Page last updated at 18:32 GMT, Friday, 26 February 2010

SeaWorld killer whale 'went for trainer's ponytail'

Killer whales swim in tanks at SeaWorld Orlando, shortly after Dawn Brancheau's death, 24 February
The park is reviewing security procedures

A killer whale which pulled its trainer to her death at a Florida marine park was probably attracted by her long ponytail, SeaWorld Orlando says.

Dawn Brancheau's hair swung out in front of the orca as she ended a training session at the park on Wednesday and the whale grabbed it.

Her former coach, Thad Lacinak, said she would have agreed with him it was a simple mistake had she lived.
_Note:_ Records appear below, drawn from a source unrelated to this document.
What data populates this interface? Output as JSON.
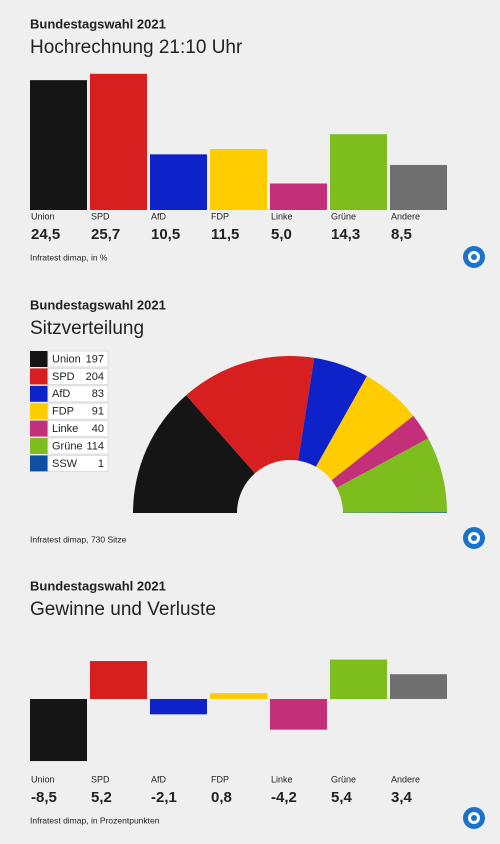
{
  "chart_data": [
    {
      "type": "bar",
      "overline": "Bundestagswahl 2021",
      "title": "Hochrechnung 21:10 Uhr",
      "categories": [
        "Union",
        "SPD",
        "AfD",
        "FDP",
        "Linke",
        "Grüne",
        "Andere"
      ],
      "values": [
        24.5,
        25.7,
        10.5,
        11.5,
        5.0,
        14.3,
        8.5
      ],
      "value_labels": [
        "24,5",
        "25,7",
        "10,5",
        "11,5",
        "5,0",
        "14,3",
        "8,5"
      ],
      "colors": [
        "#151515",
        "#d71f1f",
        "#0d22c9",
        "#ffcc00",
        "#c33079",
        "#7dbd1d",
        "#6f6f6f"
      ],
      "source": "Infratest dimap, in %"
    },
    {
      "type": "parliament",
      "overline": "Bundestagswahl 2021",
      "title": "Sitzverteilung",
      "categories": [
        "Union",
        "SPD",
        "AfD",
        "FDP",
        "Linke",
        "Grüne",
        "SSW"
      ],
      "values": [
        197,
        204,
        83,
        91,
        40,
        114,
        1
      ],
      "colors": [
        "#151515",
        "#d71f1f",
        "#0d22c9",
        "#ffcc00",
        "#c33079",
        "#7dbd1d",
        "#0d4fa3"
      ],
      "source": "Infratest dimap, 730 Sitze"
    },
    {
      "type": "bar",
      "overline": "Bundestagswahl 2021",
      "title": "Gewinne und Verluste",
      "categories": [
        "Union",
        "SPD",
        "AfD",
        "FDP",
        "Linke",
        "Grüne",
        "Andere"
      ],
      "values": [
        -8.5,
        5.2,
        -2.1,
        0.8,
        -4.2,
        5.4,
        3.4
      ],
      "value_labels": [
        "-8,5",
        "5,2",
        "-2,1",
        "0,8",
        "-4,2",
        "5,4",
        "3,4"
      ],
      "colors": [
        "#151515",
        "#d71f1f",
        "#0d22c9",
        "#ffcc00",
        "#c33079",
        "#7dbd1d",
        "#6f6f6f"
      ],
      "source": "Infratest dimap, in Prozentpunkten"
    }
  ]
}
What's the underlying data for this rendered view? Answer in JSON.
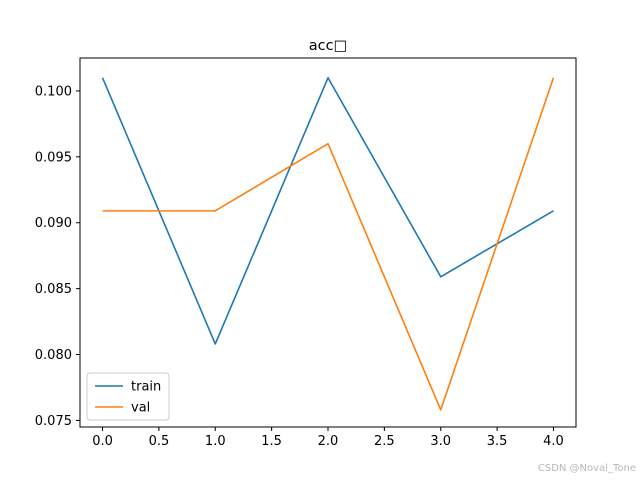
{
  "chart_data": {
    "type": "line",
    "title": "acc□",
    "xlabel": "",
    "ylabel": "",
    "x": [
      0,
      1,
      2,
      3,
      4
    ],
    "xlim": [
      -0.2,
      4.2
    ],
    "ylim": [
      0.0745,
      0.1025
    ],
    "xticks": [
      0.0,
      0.5,
      1.0,
      1.5,
      2.0,
      2.5,
      3.0,
      3.5,
      4.0
    ],
    "xtick_labels": [
      "0.0",
      "0.5",
      "1.0",
      "1.5",
      "2.0",
      "2.5",
      "3.0",
      "3.5",
      "4.0"
    ],
    "yticks": [
      0.075,
      0.08,
      0.085,
      0.09,
      0.095,
      0.1
    ],
    "ytick_labels": [
      "0.075",
      "0.080",
      "0.085",
      "0.090",
      "0.095",
      "0.100"
    ],
    "grid": false,
    "legend_position": "lower-left",
    "series": [
      {
        "name": "train",
        "color": "#1f77b4",
        "values": [
          0.101,
          0.0808,
          0.101,
          0.0859,
          0.0909
        ]
      },
      {
        "name": "val",
        "color": "#ff7f0e",
        "values": [
          0.0909,
          0.0909,
          0.096,
          0.0758,
          0.101
        ]
      }
    ]
  },
  "watermark": "CSDN @Noval_Tone"
}
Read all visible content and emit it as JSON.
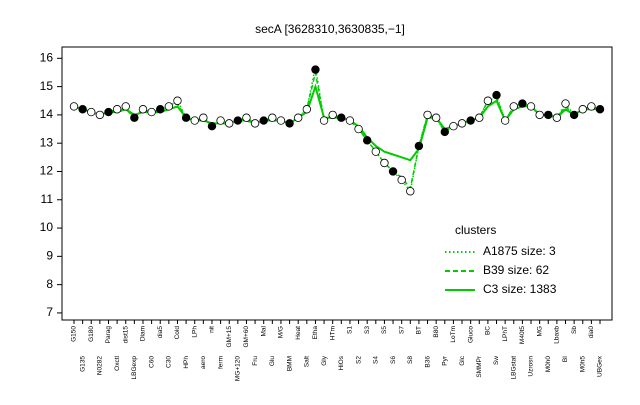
{
  "chart_data": {
    "type": "line",
    "title": "secA [3628310,3630835,−1]",
    "categories": [
      "G150",
      "G135",
      "G180",
      "N0282",
      "Parag",
      "Oxctl",
      "dist15",
      "LBGexp",
      "Diam",
      "C60",
      "dia5",
      "C30",
      "Cold",
      "HPh",
      "LPh",
      "aero",
      "nit",
      "ferm",
      "GM+15",
      "MG+120",
      "GM+60",
      "Fru",
      "Mal",
      "Glu",
      "M/G",
      "BMM",
      "Heat",
      "Salt",
      "Etha",
      "Gly",
      "HTm",
      "HiOs",
      "S1",
      "S2",
      "S3",
      "S4",
      "S5",
      "S6",
      "S7",
      "S8",
      "BT",
      "B36",
      "B80",
      "Pyr",
      "LoTm",
      "Glc",
      "Gluco",
      "SMMPr",
      "BC",
      "Sw",
      "LPhT",
      "LBGstat",
      "M40t5",
      "Uzrosn",
      "MG",
      "M0h0",
      "Lbaxb",
      "BI",
      "Sb",
      "M0h5",
      "dia0",
      "UBGex"
    ],
    "points": {
      "color": "#000000",
      "values": [
        14.3,
        14.2,
        14.1,
        14.0,
        14.1,
        14.2,
        14.3,
        13.9,
        14.2,
        14.1,
        14.2,
        14.3,
        14.5,
        13.9,
        13.8,
        13.9,
        13.6,
        13.8,
        13.7,
        13.8,
        13.9,
        13.7,
        13.8,
        13.9,
        13.8,
        13.7,
        13.9,
        14.2,
        15.6,
        13.8,
        14.0,
        13.9,
        13.8,
        13.5,
        13.1,
        12.7,
        12.3,
        12.0,
        11.7,
        11.3,
        12.9,
        14.0,
        13.9,
        13.4,
        13.6,
        13.7,
        13.8,
        13.9,
        14.5,
        14.7,
        13.8,
        14.3,
        14.4,
        14.3,
        14.0,
        14.0,
        13.9,
        14.4,
        14.0,
        14.2,
        14.3,
        14.2
      ]
    },
    "legend_title": "clusters",
    "series": [
      {
        "name": "A1875 size: 3",
        "color": "#00cc00",
        "dash": "dotted",
        "values": [
          14.3,
          14.2,
          14.1,
          14.0,
          14.1,
          14.2,
          14.3,
          13.9,
          14.2,
          14.1,
          14.2,
          14.3,
          14.5,
          13.9,
          13.8,
          13.9,
          13.6,
          13.8,
          13.7,
          13.8,
          13.9,
          13.7,
          13.8,
          13.9,
          13.8,
          13.7,
          13.9,
          14.2,
          15.7,
          13.8,
          14.0,
          13.9,
          13.8,
          13.5,
          13.1,
          12.7,
          12.3,
          12.0,
          11.7,
          11.3,
          12.9,
          14.0,
          13.9,
          13.4,
          13.6,
          13.7,
          13.8,
          13.9,
          14.5,
          14.7,
          13.8,
          14.3,
          14.4,
          14.3,
          14.0,
          14.0,
          13.9,
          14.4,
          14.0,
          14.2,
          14.3,
          14.2
        ]
      },
      {
        "name": "B39 size: 62",
        "color": "#00cc00",
        "dash": "dashed",
        "values": [
          14.3,
          14.2,
          14.1,
          14.0,
          14.1,
          14.2,
          14.2,
          13.9,
          14.2,
          14.1,
          14.2,
          14.3,
          14.4,
          13.9,
          13.8,
          13.9,
          13.6,
          13.8,
          13.7,
          13.8,
          13.9,
          13.7,
          13.8,
          13.9,
          13.8,
          13.7,
          13.9,
          14.2,
          15.5,
          13.8,
          14.0,
          13.9,
          13.8,
          13.5,
          13.1,
          12.7,
          12.3,
          12.0,
          11.8,
          11.4,
          12.9,
          14.0,
          13.9,
          13.4,
          13.6,
          13.7,
          13.8,
          13.9,
          14.5,
          14.6,
          13.8,
          14.3,
          14.4,
          14.3,
          14.0,
          14.0,
          13.9,
          14.3,
          14.0,
          14.2,
          14.3,
          14.2
        ]
      },
      {
        "name": "C3 size: 1383",
        "color": "#00cc00",
        "dash": "solid",
        "values": [
          14.3,
          14.2,
          14.1,
          14.0,
          14.1,
          14.1,
          14.2,
          14.0,
          14.1,
          14.1,
          14.1,
          14.2,
          14.3,
          13.9,
          13.8,
          13.8,
          13.7,
          13.7,
          13.7,
          13.8,
          13.8,
          13.7,
          13.8,
          13.8,
          13.8,
          13.7,
          13.9,
          14.1,
          15.0,
          13.9,
          13.9,
          13.9,
          13.8,
          13.6,
          13.2,
          12.9,
          12.7,
          12.6,
          12.5,
          12.4,
          12.8,
          13.9,
          13.9,
          13.5,
          13.6,
          13.7,
          13.8,
          13.9,
          14.3,
          14.5,
          13.8,
          14.2,
          14.3,
          14.3,
          14.0,
          14.0,
          13.9,
          14.2,
          14.0,
          14.2,
          14.2,
          14.2
        ]
      }
    ],
    "ylim": [
      6.75,
      16.4
    ],
    "yticks": [
      7,
      8,
      9,
      10,
      11,
      12,
      13,
      14,
      15,
      16
    ],
    "grid": false
  }
}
SeaWorld is to resume whale shows on Saturday without trainers in the water.

It said it was reviewing its procedures for the whales and trainers to interact.

Tourists using the viewing glass could see the 12,000lb (5.9tn) whale attack Ms Brancheau.

The park is to keep the animal despite its part in this and two other deaths, and calls either to release or destroy it.

Ms Brancheau's sister, Diane Gross, said her sister, 40, had loved the park's whales as though they were her children.

"It was her dream job since she was nine years old," she added, speaking of her sister's ambition to work at SeaWorld.

'After a good session'

The president of SeaWorld Parks and Entertainment, Jim Atchison, told a news conference that, while it was too early to conclude what had happened exactly, the park believed the whale had grabbed its trainer by her hair.

Trainer Dawn Brancheau stands on an unidentified whale while performing at SeaWorld Orlando (image from December 2005)
Dawn Brancheau had been working with whales for years

Earlier, Mr Lacinak, the former head trainer at SeaWorld who coached Ms Brancheau, said after viewing video of the attack that he believed she had made a simple mistake.

"She wasn't, obviously, watching what she was doing with her ponytail and the ponytail drifted into the water," he told ABC.

"Dawn, if she was standing here with me right now, would tell you that it was her mistake in allowing that to happen," he added.

Speaking separately to the Associated Press news agency, Mr Lacinak said: "It was a novel item in the water, and he [the whale] grabbed hold of it, not necessarily in an aggressive way."

An eyewitness, Sue Nichols, spoke earlier of seeing Ms Brancheau petting the whale and talking to it.

"Then all of a sudden he just reached up," she said.

"He got her in the water, and he took her underwater, and he had her under for quite a while. He came up out of the water, and he had her in his mouth."

An alarm was sounded and park employees scattered around the pool with a net as audience members were rushed away, she added.

Third death

Chuck Tompkins, chief of animal training at SeaWorld Orlando, has said Tilikum would not survive in the wild because the animal had been captive for so long.

He added that destroying the whale was not an option because it was an important part of the breeding programme at SeaWorld and a companion to seven other whales there.

However, this is the third death involving the orca.

In 1991, trainer Keltie Lee Byrne fell into a tank holding Tillikum and two other whales at Sealand of the Pacific in Victoria, Canada.

An inquest found the whales had prevented her from climbing out of the tank and ruled her death an accident.

At SeaWorld Orlando, in 1999, the body of Daniel Dukes, 27, was found naked, draped across the whale's body.

He had reportedly got past security, remaining in the park after it had closed, and wearing only swimming trunks, he either jumped, fell or was pulled into the frigid water of the huge tank.

An inquest ruled that he had died of hypothermia but officials also said it appeared Tilikum had bitten the man and torn off his trunks, apparently believing he was a toy to play with.